La loro ascesa la conosciamo tutti: dal fondo della working class al centro delle classifiche mondiali, diventando un’icona, insieme ai rivali Blur, del movimento che venne chiamato Britpop, capace di mettere d’accordo la gente comune e i grandi festival. Ma oggi non ci interessa ripercorrere le solite tappe. Ci interessa capire cosa rappresenti la loro reunion. Perché, se è vero che i concerti fanno sold out in pochi minuti, alimentando anche un meccanismo perverso, il dynamic pricing, che ne indicizza il valore sulla base delle richieste e fa schizzare alle stelle i prezzi (diventando un caso politico oggetto di un’interrogazione parlamentare) è altrettanto vero che il ritorno degli Oasis non è solo un evento musicale. È un atto culturale, simbolico, profondamente urbano.

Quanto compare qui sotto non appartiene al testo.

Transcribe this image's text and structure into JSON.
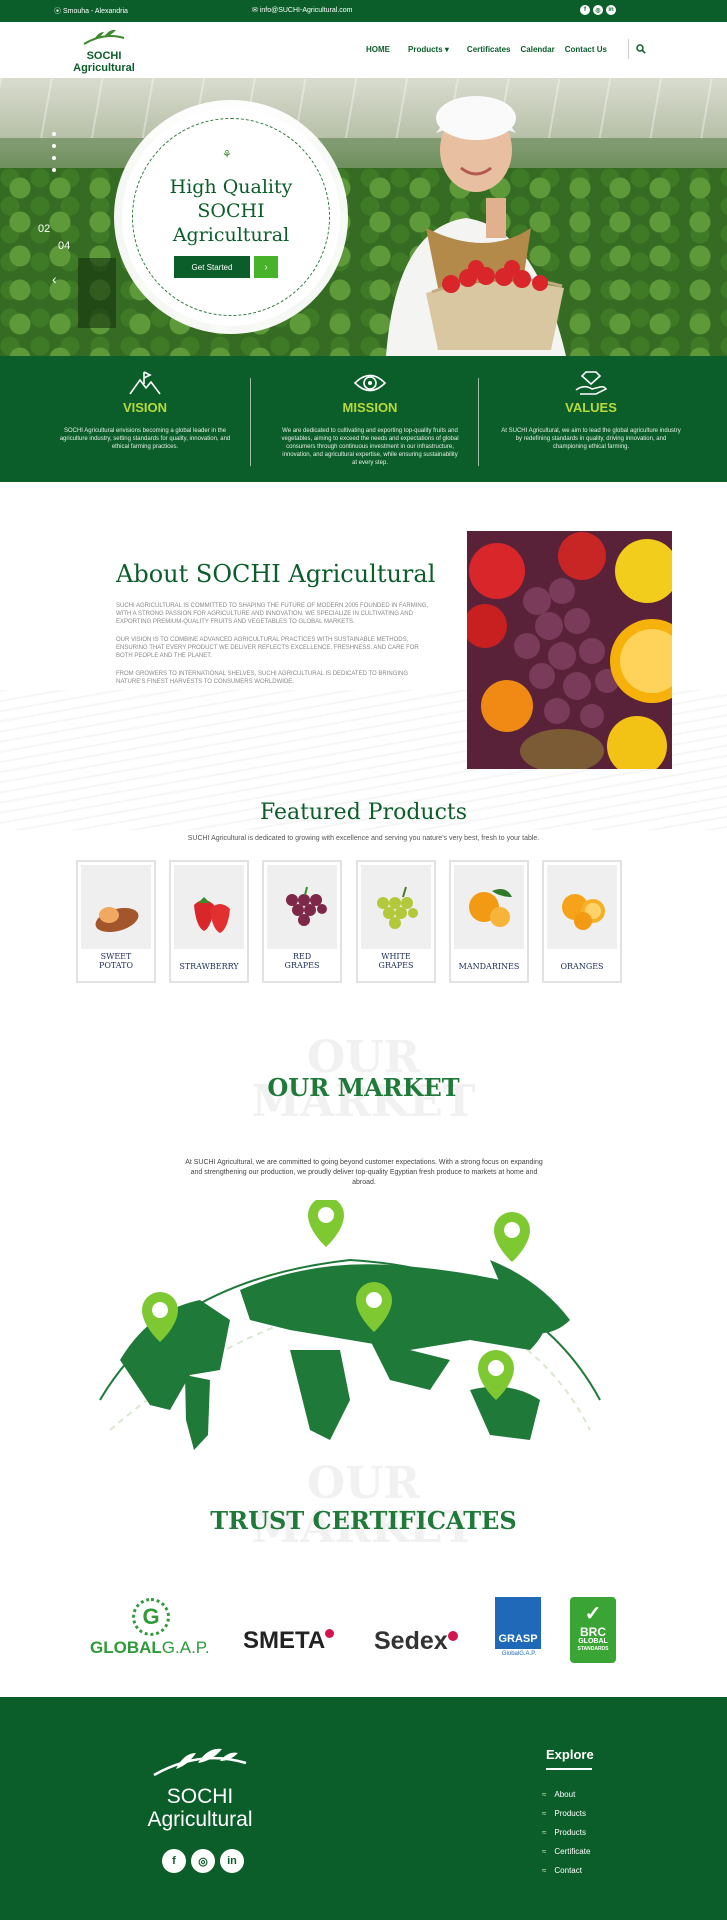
{
  "topbar": {
    "location": "Smouha - Alexandria",
    "email": "info@SUCHI-Agricultural.com",
    "social": [
      "f",
      "◎",
      "in"
    ]
  },
  "header": {
    "logo_line1": "SOCHI",
    "logo_line2": "Agricultural",
    "nav": [
      {
        "label": "HOME"
      },
      {
        "label": "Products"
      },
      {
        "label": "Certificates"
      },
      {
        "label": "Calendar"
      },
      {
        "label": "Contact Us"
      }
    ]
  },
  "hero": {
    "counter_current": "02",
    "counter_total": "04",
    "title_line1": "High Quality",
    "title_line2": "SOCHI",
    "title_line3": "Agricultural",
    "button_label": "Get Started",
    "button_arrow": "›"
  },
  "pillars": [
    {
      "title": "VISION",
      "text": "SOCHI Agricultural envisions becoming a global leader in the agriculture industry, setting standards for quality, innovation, and ethical farming practices."
    },
    {
      "title": "MISSION",
      "text": "We are dedicated to cultivating and exporting top-quality fruits and vegetables, aiming to exceed the needs and expectations of global consumers through continuous investment in our infrastructure, innovation, and agricultural expertise, while ensuring sustainability at every step."
    },
    {
      "title": "VALUES",
      "text": "At SUCHI Agricultural, we aim to lead the global agriculture industry by redefining standards in quality, driving innovation, and championing ethical farming."
    }
  ],
  "about": {
    "title": "About SOCHI Agricultural",
    "p1": "SUCHI AGRICULTURAL IS COMMITTED TO SHAPING THE FUTURE OF MODERN 2005 FOUNDED IN FARMING, WITH A STRONG PASSION FOR AGRICULTURE AND INNOVATION. WE SPECIALIZE IN CULTIVATING AND EXPORTING PREMIUM-QUALITY FRUITS AND VEGETABLES TO GLOBAL MARKETS.",
    "p2": "OUR VISION IS TO COMBINE ADVANCED AGRICULTURAL PRACTICES WITH SUSTAINABLE METHODS, ENSURING THAT EVERY PRODUCT WE DELIVER REFLECTS EXCELLENCE, FRESHNESS, AND CARE FOR BOTH PEOPLE AND THE PLANET.",
    "p3": "FROM GROWERS TO INTERNATIONAL SHELVES, SUCHI AGRICULTURAL IS DEDICATED TO BRINGING NATURE'S FINEST HARVESTS TO CONSUMERS WORLDWIDE."
  },
  "featured": {
    "title": "Featured Products",
    "subtitle": "SUCHI Agricultural is dedicated to growing with excellence and serving you nature's very best, fresh to your table.",
    "products": [
      {
        "label1": "SWEET",
        "label2": "POTATO"
      },
      {
        "label1": "STRAWBERRY",
        "label2": ""
      },
      {
        "label1": "RED",
        "label2": "GRAPES"
      },
      {
        "label1": "WHITE",
        "label2": "GRAPES"
      },
      {
        "label1": "MANDARINES",
        "label2": ""
      },
      {
        "label1": "ORANGES",
        "label2": ""
      }
    ]
  },
  "market": {
    "ghost1": "OUR",
    "ghost2": "MARKET",
    "title": "OUR MARKET",
    "text": "At SUCHI Agricultural, we are committed to going beyond customer expectations. With a strong focus on expanding and strengthening our production, we proudly deliver top-quality Egyptian fresh produce to markets at home and abroad."
  },
  "certificates": {
    "ghost1": "OUR",
    "ghost2": "MARKET",
    "title": "TRUST CERTIFICATES",
    "globalgap_bold": "GLOBAL",
    "globalgap_rest": "G.A.P.",
    "globalgap_mark": "G",
    "smeta": "SMETA",
    "sedex": "Sedex",
    "grasp": "GRASP",
    "grasp_sub": "GlobalG.A.P.",
    "brc1": "BRC",
    "brc2": "GLOBAL",
    "brc3": "STANDARDS"
  },
  "footer": {
    "logo_line1": "SOCHI",
    "logo_line2": "Agricultural",
    "social": [
      "f",
      "◎",
      "in"
    ],
    "explore_title": "Explore",
    "links": [
      "About",
      "Products",
      "Products",
      "Certificate",
      "Contact"
    ]
  },
  "colors": {
    "primary": "#0b5e2a",
    "accent": "#b8d93a",
    "button_accent": "#47b22a"
  }
}
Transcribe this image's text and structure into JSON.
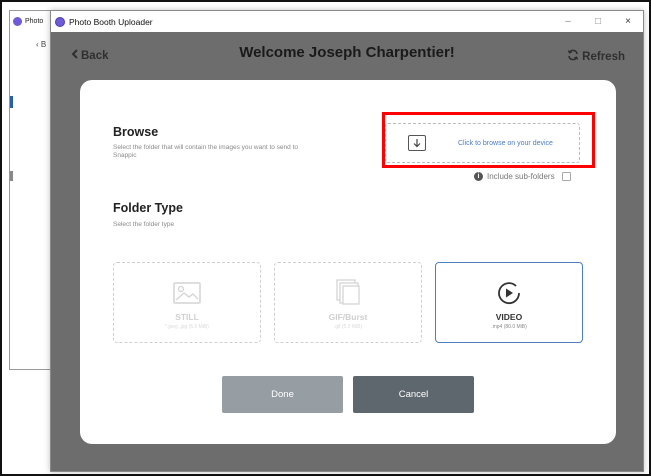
{
  "background_window": {
    "title": "Photo",
    "back_label": "B"
  },
  "window": {
    "title": "Photo Booth Uploader",
    "controls": {
      "minimize": "–",
      "maximize": "□",
      "close": "×"
    }
  },
  "header": {
    "back_label": "Back",
    "title": "Welcome Joseph Charpentier!",
    "refresh_label": "Refresh"
  },
  "browse": {
    "heading": "Browse",
    "description": "Select the folder that will contain the images you want to send to Snappic",
    "drop_text": "Click to browse on your device",
    "include_subfolders_label": "Include sub-folders",
    "include_subfolders_checked": false
  },
  "folder_type": {
    "heading": "Folder Type",
    "description": "Select the folder type",
    "options": [
      {
        "label": "STILL",
        "sub": "*.jpeg .jpg (5.0 MiB)",
        "icon": "image-icon",
        "selected": false
      },
      {
        "label": "GIF/Burst",
        "sub": ".gif (5.0 MiB)",
        "icon": "stack-icon",
        "selected": false
      },
      {
        "label": "VIDEO",
        "sub": ".mp4 (80.0 MiB)",
        "icon": "play-icon",
        "selected": true
      }
    ]
  },
  "actions": {
    "done_label": "Done",
    "cancel_label": "Cancel"
  },
  "colors": {
    "accent": "#4d7fbf",
    "highlight": "#ff0000",
    "overlay": "#6d6d6d",
    "done_button": "#969da3",
    "cancel_button": "#5f676e"
  }
}
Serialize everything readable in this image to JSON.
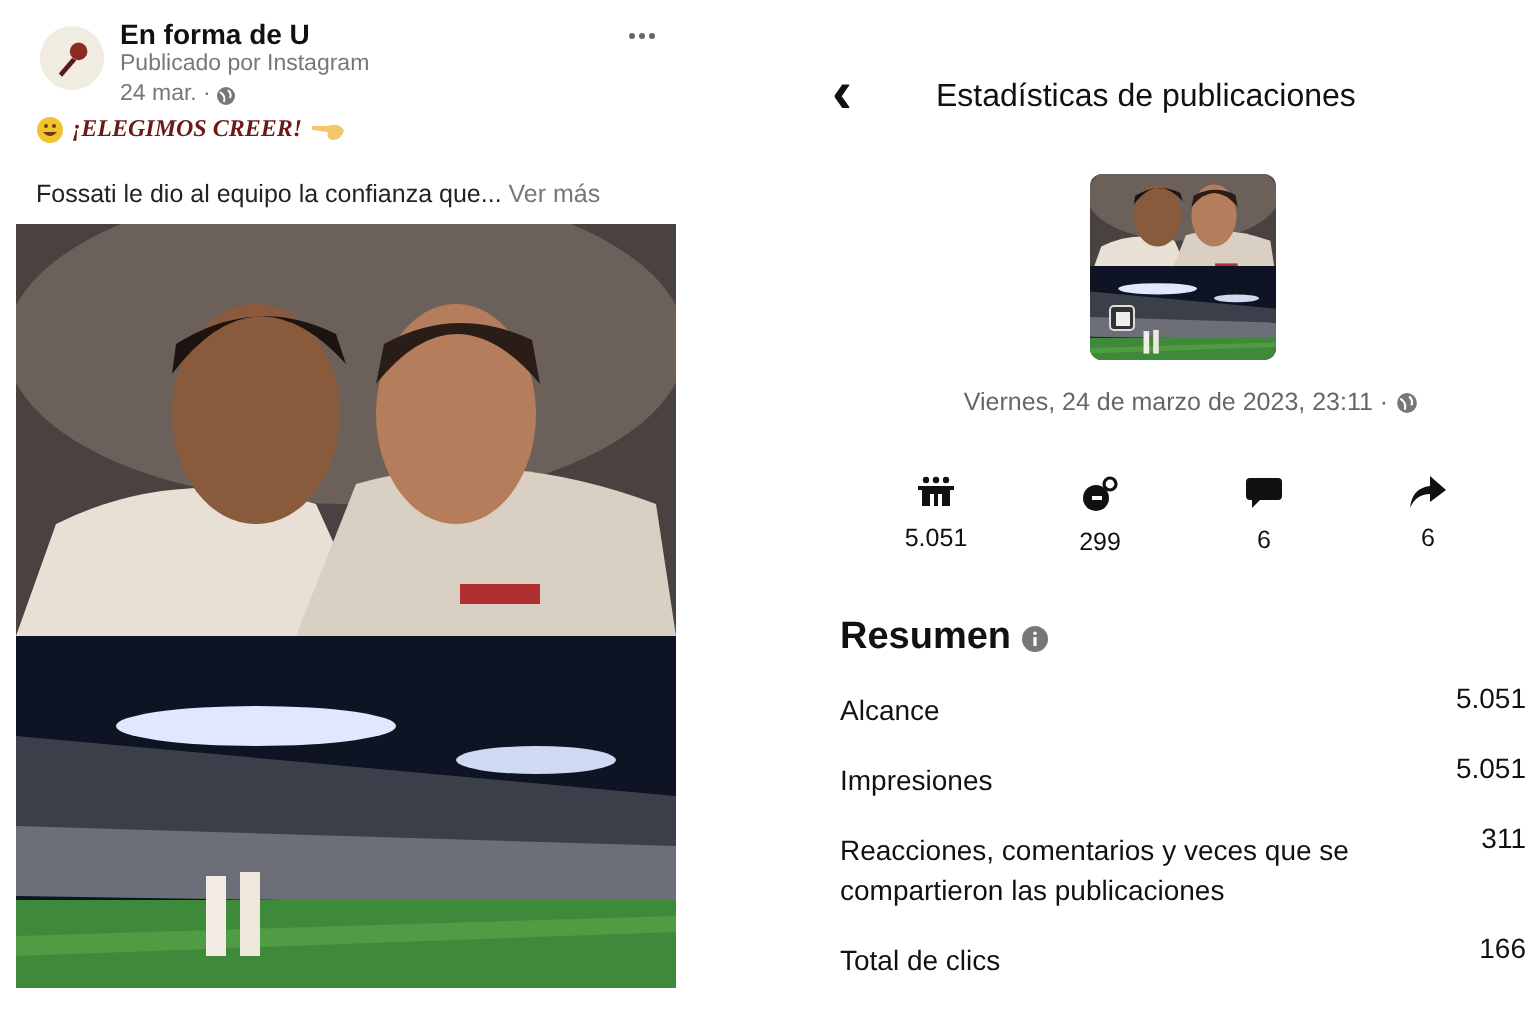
{
  "post": {
    "page_name": "En forma de U",
    "source": "Publicado por Instagram",
    "date": "24 mar. ·",
    "headline": "¡ELEGIMOS CREER!",
    "text": "Fossati le dio al equipo la confianza que...",
    "more_link": "Ver más"
  },
  "stats": {
    "back": "‹",
    "title": "Estadísticas de publicaciones",
    "date": "Viernes, 24 de marzo de 2023, 23:11 ·",
    "metrics": [
      {
        "kind": "reach",
        "value": "5.051"
      },
      {
        "kind": "reactions",
        "value": "299"
      },
      {
        "kind": "comments",
        "value": "6"
      },
      {
        "kind": "shares",
        "value": "6"
      }
    ],
    "summary_title": "Resumen",
    "summary": [
      {
        "label": "Alcance",
        "value": "5.051"
      },
      {
        "label": "Impresiones",
        "value": "5.051"
      },
      {
        "label": "Reacciones, comentarios y veces que se compartieron las publicaciones",
        "value": "311"
      },
      {
        "label": "Total de clics",
        "value": "166"
      }
    ]
  }
}
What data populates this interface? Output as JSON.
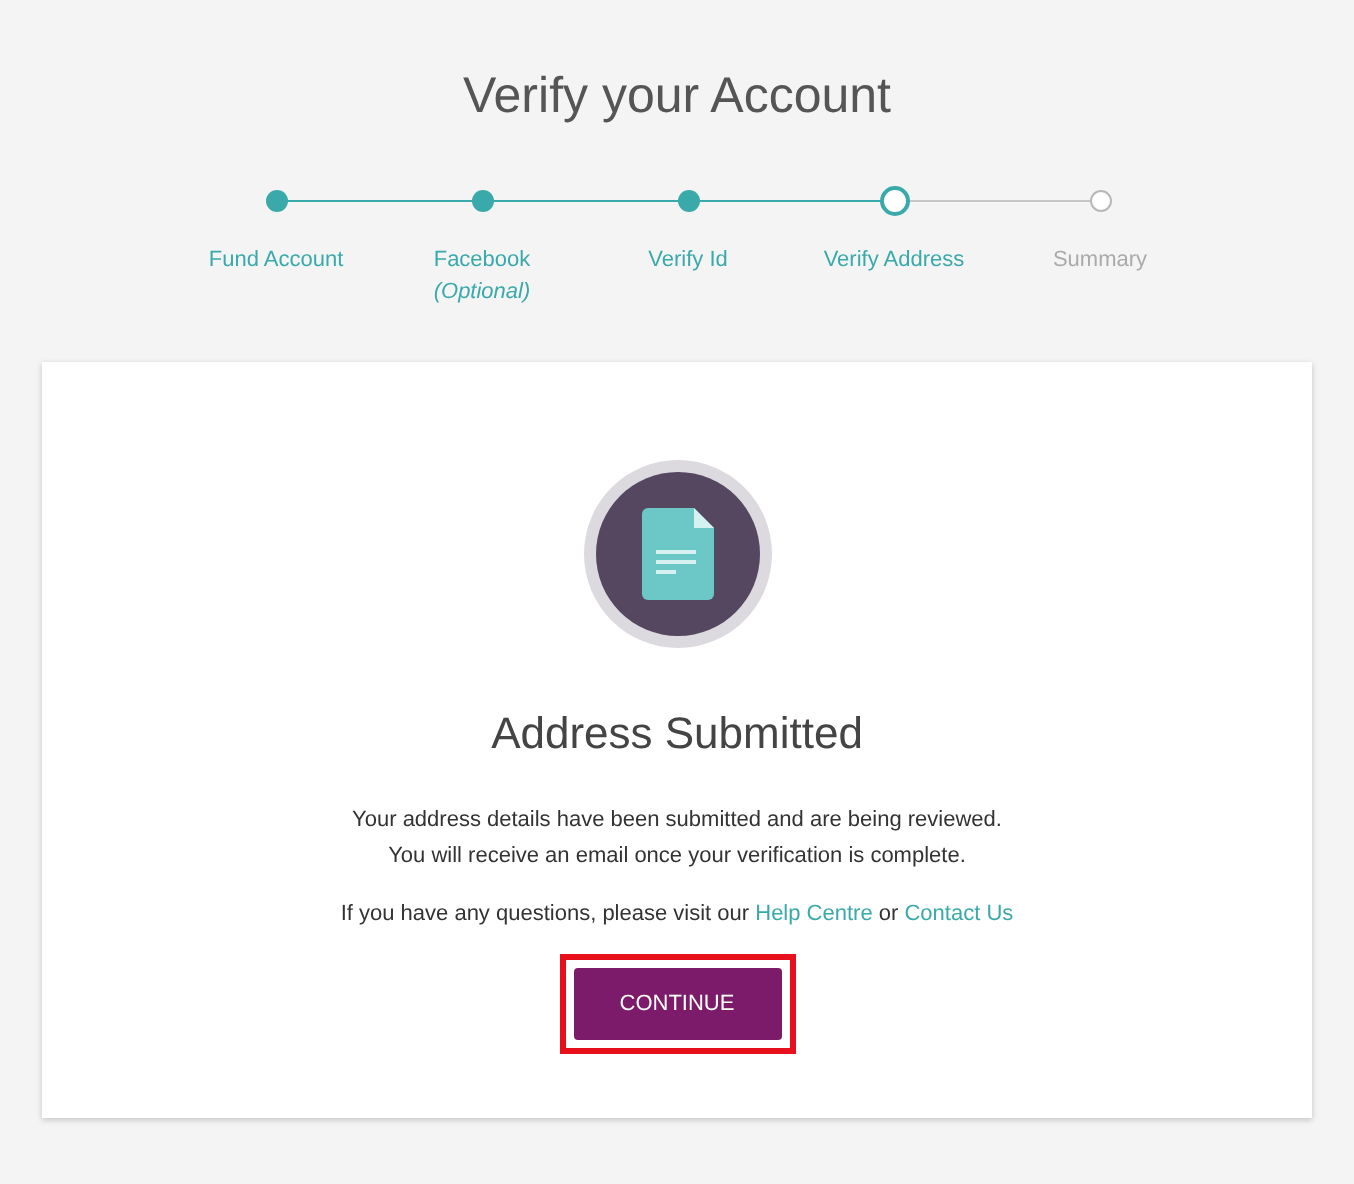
{
  "title": "Verify your Account",
  "steps": [
    {
      "label": "Fund Account",
      "kind": "done"
    },
    {
      "label": "Facebook",
      "note": "(Optional)",
      "kind": "done"
    },
    {
      "label": "Verify Id",
      "kind": "done"
    },
    {
      "label": "Verify Address",
      "kind": "current"
    },
    {
      "label": "Summary",
      "kind": "upcoming"
    }
  ],
  "card": {
    "heading": "Address Submitted",
    "message": [
      "Your address details have been submitted and are being reviewed.",
      "You will receive an email once your verification is complete."
    ],
    "help": {
      "text": "If you have any questions, please visit our",
      "links": [
        "Help Centre",
        "Contact Us"
      ],
      "joiner": "or"
    },
    "button": {
      "label": "CONTINUE",
      "highlighted": true
    }
  }
}
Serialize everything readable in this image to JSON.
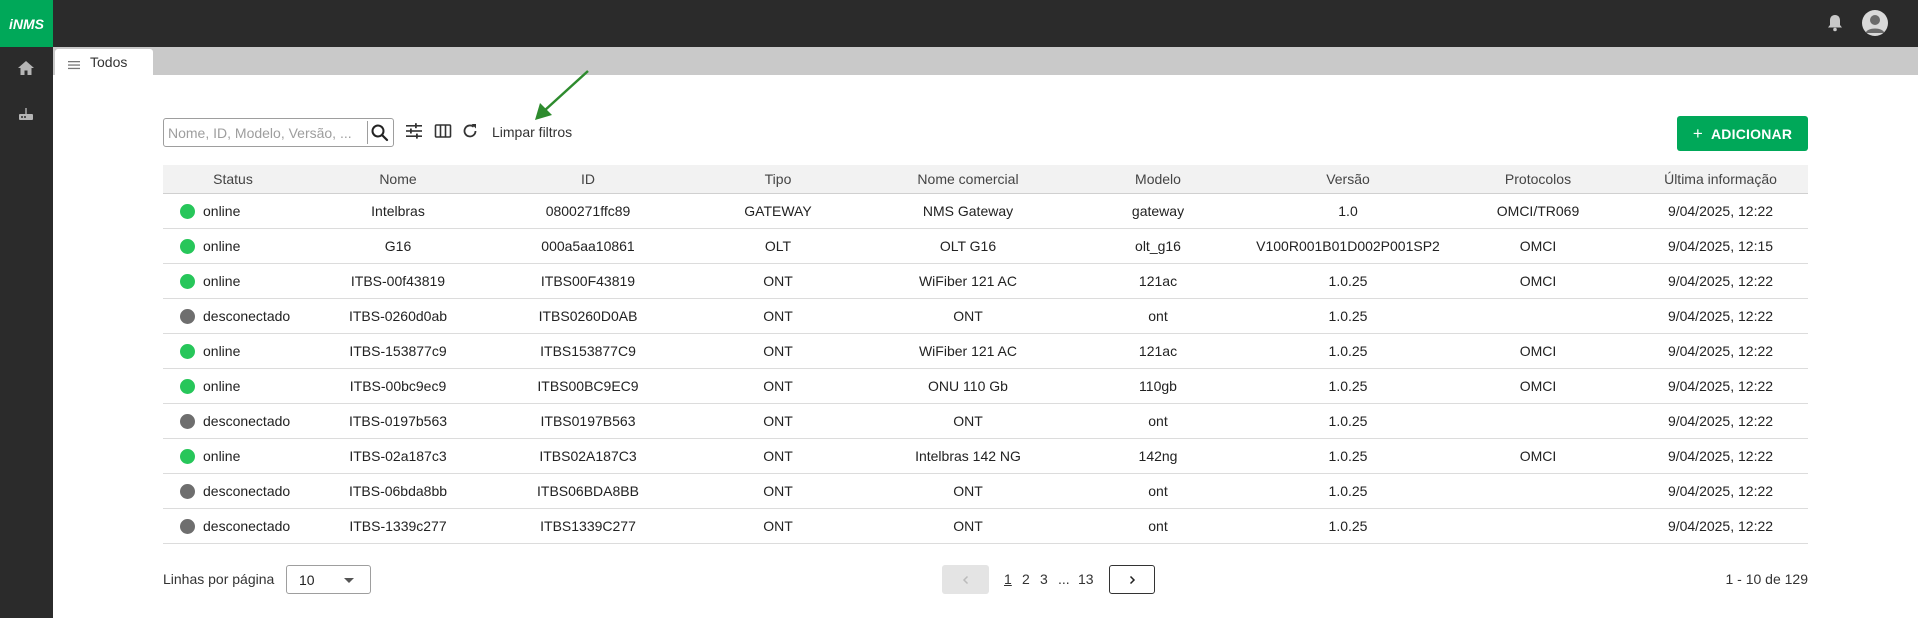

Manchester non è uno sfondo. È il suono, il passo, l’identità. Gli Stone Roses hanno segnato la strada, ma gli Oasis ci sono cresciuti dentro, allargandone il solco con un’ostinazione che ha trasformato la loro città nella capitale mondiale di un nuovo sound. Sono riusciti a cucirsi addosso un’attitudine punk anche senza creste colorate, piercing e tatuaggi. Non si sono nascosti dietro a maschere e non sono mai stati diplomatici. Rendendosi spesso antipatici ai colleghi e non solo.

Chiunque può identificarsi con loro. I ragazzini che lì vogliono emulare non devono litigare con i genitori perché si sono fatti troppi tatuaggi. Anzi, probabilmente mamma e papà lì considereranno good looking. Bastano un parka, jeans dritti, sneaker di una nota marca di abbigliamento sportivo e sguardi duri. Lo stile dei Mods anni ’60 reinterpretato e attualizzato. Non a caso dopo l’annuncio della reunion, oltre ai prezzi dei biglietti, sono andati alle stelle anche i prezzi dei suddetti capi di abbigliamento. (figuriamoci se l’industria della moda si lasciava sfuggire un’occasione del genere). Ma non è una questione puramente di tendenza o di marketing aggressivo. È sociologia dell’identità urbana. Gli Oasis vestono come il ragazzo qualunque che guarda la partita della sua squadra al pub facendo troppo casino.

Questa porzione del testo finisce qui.